Two key Vatican investigators on Tuesday began an audit in Peru’s capital of a secretive Roman Catholic society with chapters across South America and within the U.S. following allegations that its founder sexually molested young recruits.
Maltese Archbishop Charles Scicluna and Monsignor Jordi Bertomeu, from the Dicastery for the Doctrine of the Faith, questioned the society’s spokespeople together with alleged abuse victims and journalists who’ve written on the case. The questioning took place within the Apostolic Nunciature in Lima.
The scandal on the Peru-based Sodalitium Christianae Vitae, or Sodalitium of Christian Life, has close parallels to other cases of charismatic Catholic leaders in Latin America being accused of sex abuse — in addition to the church dragging its feet on investigating claims and attempting to keep scandals quiet.
Founded in 1971, Sodalitium has a presence in schools and churches and runs retreat facilities with communities in Peru, Argentina, Colombia, Brazil, Chile, Ecuador, Italy and the United States. Its members are mostly lay Catholics but in addition include clergy, including two bishops in Peru. The allegations date back to the Nineteen Nineties.
Before this latest investigation, Scicluna and Bertomeu in 2018 looked into a long time of sexual abuse by the Chilean Catholic Church, an investigation that led to the resignation of all Chilean bishops and the resignation of the Archbishop of Santiago, Ricardo Ezzati, in 2019.

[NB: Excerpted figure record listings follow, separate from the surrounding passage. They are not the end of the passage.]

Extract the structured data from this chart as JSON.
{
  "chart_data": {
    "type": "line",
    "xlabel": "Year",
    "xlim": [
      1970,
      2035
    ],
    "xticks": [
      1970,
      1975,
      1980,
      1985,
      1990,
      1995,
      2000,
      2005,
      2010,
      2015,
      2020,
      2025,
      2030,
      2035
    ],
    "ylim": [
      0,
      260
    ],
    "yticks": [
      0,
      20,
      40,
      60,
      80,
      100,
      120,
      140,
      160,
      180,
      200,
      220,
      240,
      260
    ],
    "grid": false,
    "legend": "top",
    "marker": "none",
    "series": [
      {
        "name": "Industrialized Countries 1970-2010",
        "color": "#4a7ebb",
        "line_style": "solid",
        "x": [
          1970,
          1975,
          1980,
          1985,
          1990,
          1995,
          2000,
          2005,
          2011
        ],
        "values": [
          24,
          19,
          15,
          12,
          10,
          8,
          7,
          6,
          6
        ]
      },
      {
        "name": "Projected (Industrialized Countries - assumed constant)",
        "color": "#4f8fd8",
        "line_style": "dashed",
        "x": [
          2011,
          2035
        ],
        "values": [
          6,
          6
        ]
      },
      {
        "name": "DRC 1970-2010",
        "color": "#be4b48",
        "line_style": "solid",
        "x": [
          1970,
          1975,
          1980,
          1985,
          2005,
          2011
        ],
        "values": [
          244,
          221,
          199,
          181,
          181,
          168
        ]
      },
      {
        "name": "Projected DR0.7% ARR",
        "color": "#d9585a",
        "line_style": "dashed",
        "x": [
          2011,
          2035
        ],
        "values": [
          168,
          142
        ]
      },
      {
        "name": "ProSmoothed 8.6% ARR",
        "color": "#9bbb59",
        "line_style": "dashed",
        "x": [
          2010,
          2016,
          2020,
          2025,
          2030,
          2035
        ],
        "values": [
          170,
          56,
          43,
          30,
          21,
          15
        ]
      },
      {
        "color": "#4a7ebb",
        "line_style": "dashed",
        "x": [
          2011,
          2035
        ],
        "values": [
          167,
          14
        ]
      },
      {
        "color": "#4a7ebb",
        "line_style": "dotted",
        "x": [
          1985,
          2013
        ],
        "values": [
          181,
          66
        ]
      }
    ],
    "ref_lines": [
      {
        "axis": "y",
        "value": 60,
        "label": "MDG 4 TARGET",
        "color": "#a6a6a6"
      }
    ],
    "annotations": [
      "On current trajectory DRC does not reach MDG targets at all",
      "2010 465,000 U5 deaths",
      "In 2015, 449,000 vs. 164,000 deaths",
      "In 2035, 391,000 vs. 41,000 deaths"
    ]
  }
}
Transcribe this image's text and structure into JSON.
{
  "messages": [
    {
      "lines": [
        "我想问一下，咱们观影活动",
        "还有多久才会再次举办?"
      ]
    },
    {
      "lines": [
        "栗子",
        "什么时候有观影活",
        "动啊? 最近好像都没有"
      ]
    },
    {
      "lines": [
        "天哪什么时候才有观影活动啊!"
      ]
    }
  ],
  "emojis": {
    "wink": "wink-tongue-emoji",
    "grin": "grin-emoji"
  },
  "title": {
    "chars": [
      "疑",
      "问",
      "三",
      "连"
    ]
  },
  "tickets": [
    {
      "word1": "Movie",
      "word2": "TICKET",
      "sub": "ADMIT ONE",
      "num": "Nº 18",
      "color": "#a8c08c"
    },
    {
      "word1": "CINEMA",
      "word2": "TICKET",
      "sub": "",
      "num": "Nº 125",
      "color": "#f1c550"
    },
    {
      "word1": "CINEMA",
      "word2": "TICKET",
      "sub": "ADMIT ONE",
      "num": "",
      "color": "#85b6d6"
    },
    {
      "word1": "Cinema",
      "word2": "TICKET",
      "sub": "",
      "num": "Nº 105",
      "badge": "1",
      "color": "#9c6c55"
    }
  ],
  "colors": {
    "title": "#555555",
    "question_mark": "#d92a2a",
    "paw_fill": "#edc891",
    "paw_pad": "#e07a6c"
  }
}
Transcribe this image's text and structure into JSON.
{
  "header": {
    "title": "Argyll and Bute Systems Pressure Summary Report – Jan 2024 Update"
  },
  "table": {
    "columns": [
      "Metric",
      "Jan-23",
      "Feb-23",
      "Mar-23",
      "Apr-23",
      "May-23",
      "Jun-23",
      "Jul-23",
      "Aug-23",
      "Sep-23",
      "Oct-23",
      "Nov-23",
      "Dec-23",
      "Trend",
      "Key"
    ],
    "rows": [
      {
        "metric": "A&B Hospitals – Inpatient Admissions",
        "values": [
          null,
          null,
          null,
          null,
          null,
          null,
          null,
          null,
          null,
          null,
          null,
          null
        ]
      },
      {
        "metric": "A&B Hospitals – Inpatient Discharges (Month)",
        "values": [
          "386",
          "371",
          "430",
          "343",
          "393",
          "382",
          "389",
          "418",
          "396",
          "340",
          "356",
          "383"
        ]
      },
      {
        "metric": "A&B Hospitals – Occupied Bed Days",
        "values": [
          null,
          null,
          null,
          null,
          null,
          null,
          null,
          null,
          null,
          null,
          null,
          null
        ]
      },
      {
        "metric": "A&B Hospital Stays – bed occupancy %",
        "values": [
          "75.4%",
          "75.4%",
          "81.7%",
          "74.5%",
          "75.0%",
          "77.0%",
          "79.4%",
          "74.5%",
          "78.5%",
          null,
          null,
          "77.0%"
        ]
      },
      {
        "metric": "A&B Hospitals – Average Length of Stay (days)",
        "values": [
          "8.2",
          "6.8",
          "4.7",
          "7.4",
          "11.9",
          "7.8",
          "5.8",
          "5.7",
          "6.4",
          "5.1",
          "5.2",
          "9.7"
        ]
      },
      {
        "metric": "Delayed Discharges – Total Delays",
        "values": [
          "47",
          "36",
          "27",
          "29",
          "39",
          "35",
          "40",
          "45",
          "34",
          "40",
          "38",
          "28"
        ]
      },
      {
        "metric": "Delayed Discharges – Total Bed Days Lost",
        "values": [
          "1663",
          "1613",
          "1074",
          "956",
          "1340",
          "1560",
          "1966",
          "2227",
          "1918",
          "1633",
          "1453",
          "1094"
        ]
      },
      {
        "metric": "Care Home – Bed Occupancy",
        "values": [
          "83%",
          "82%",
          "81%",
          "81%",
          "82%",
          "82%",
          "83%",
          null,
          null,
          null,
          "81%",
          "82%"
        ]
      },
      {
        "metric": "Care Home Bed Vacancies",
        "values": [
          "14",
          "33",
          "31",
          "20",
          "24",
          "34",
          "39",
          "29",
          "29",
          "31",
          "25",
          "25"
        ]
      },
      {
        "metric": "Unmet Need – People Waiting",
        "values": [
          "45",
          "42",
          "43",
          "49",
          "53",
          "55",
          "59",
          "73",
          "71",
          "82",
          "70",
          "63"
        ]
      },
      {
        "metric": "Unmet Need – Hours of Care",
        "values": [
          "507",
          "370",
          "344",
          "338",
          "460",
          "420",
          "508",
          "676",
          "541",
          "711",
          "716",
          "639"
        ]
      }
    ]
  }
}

“Scicluna and Bertomeu are the Van Helsing of pedophiles throughout the Catholic Church, they’re monster hunters,” Pedro Salinas, a Peruvian journalist who authored the book “No News from God,” which was published last yr. He was the primary to testify on Tuesday.
Salinas has been publicly accusing society founder Luis Fernando Figari, now 76, since 2010 of physical, psychological and sexual abuse.
Upon leaving the questioning, the 60-year-old Salinas was emotional remembering that he was a member of the Sodalitium as a teen. He says he suffered physical and psychological abuse and an incident with sexual connotations. He added that dozens of people that suffered abuse see the investigators as their last likelihood to realize justice.
“It’s just like the last letter, the silver bullet, to see if this institution continues to exist or in the event that they dissolve it,” he said.
Another interviewee by the Vatican envoys was the Peruvian journalist Paola Ugaz, who met at the top of 2022 with Pope Francis within the Vatican. Ugaz co-authored a book on the society called “Half-Monks, Half Soldiers” in 2015.
Sodalitium said in an announcement last weekend that “they’ve been summoned to those meetings with the envoys of the Holy Father.” It added that it “will participate and collaborate in all the necessities which can be requested.”
In past statements, the society said that Figari, who is just not a priest and has stepped down as Sodaltium’s head, insists he’s innocent, though it notes he hasn’t said so publicly. It has called the allegations in “Half Monks, Half Soldiers” plausible.
Salinas told the AP on Tuesday that the Vatican investigation also involves the funds of the secular group that might exceed $1 billion in businesses including “agro-export firms, universities, schools, cemeteries, construction firms and others.”
Scicluna and Bertomeu left the Apostolic Nunciature in Lima alone Tuesday to walk for a moment through nearby streets. When asked for comment on their work in Lima by The Associated Press, they each replied that they might not.
The Peruvian Press Council, Reporters Without Borders and the Nobel Prize for Literature winner Mario Vargas Llosa have criticized the judicial harassment suffered by Ugaz and Salinas by people linked to the Sodalitium.
Another Peruvian journalist, Daniel Yovera, who has also investigated the society, was accused of defamation in 2019, however the case expired in June.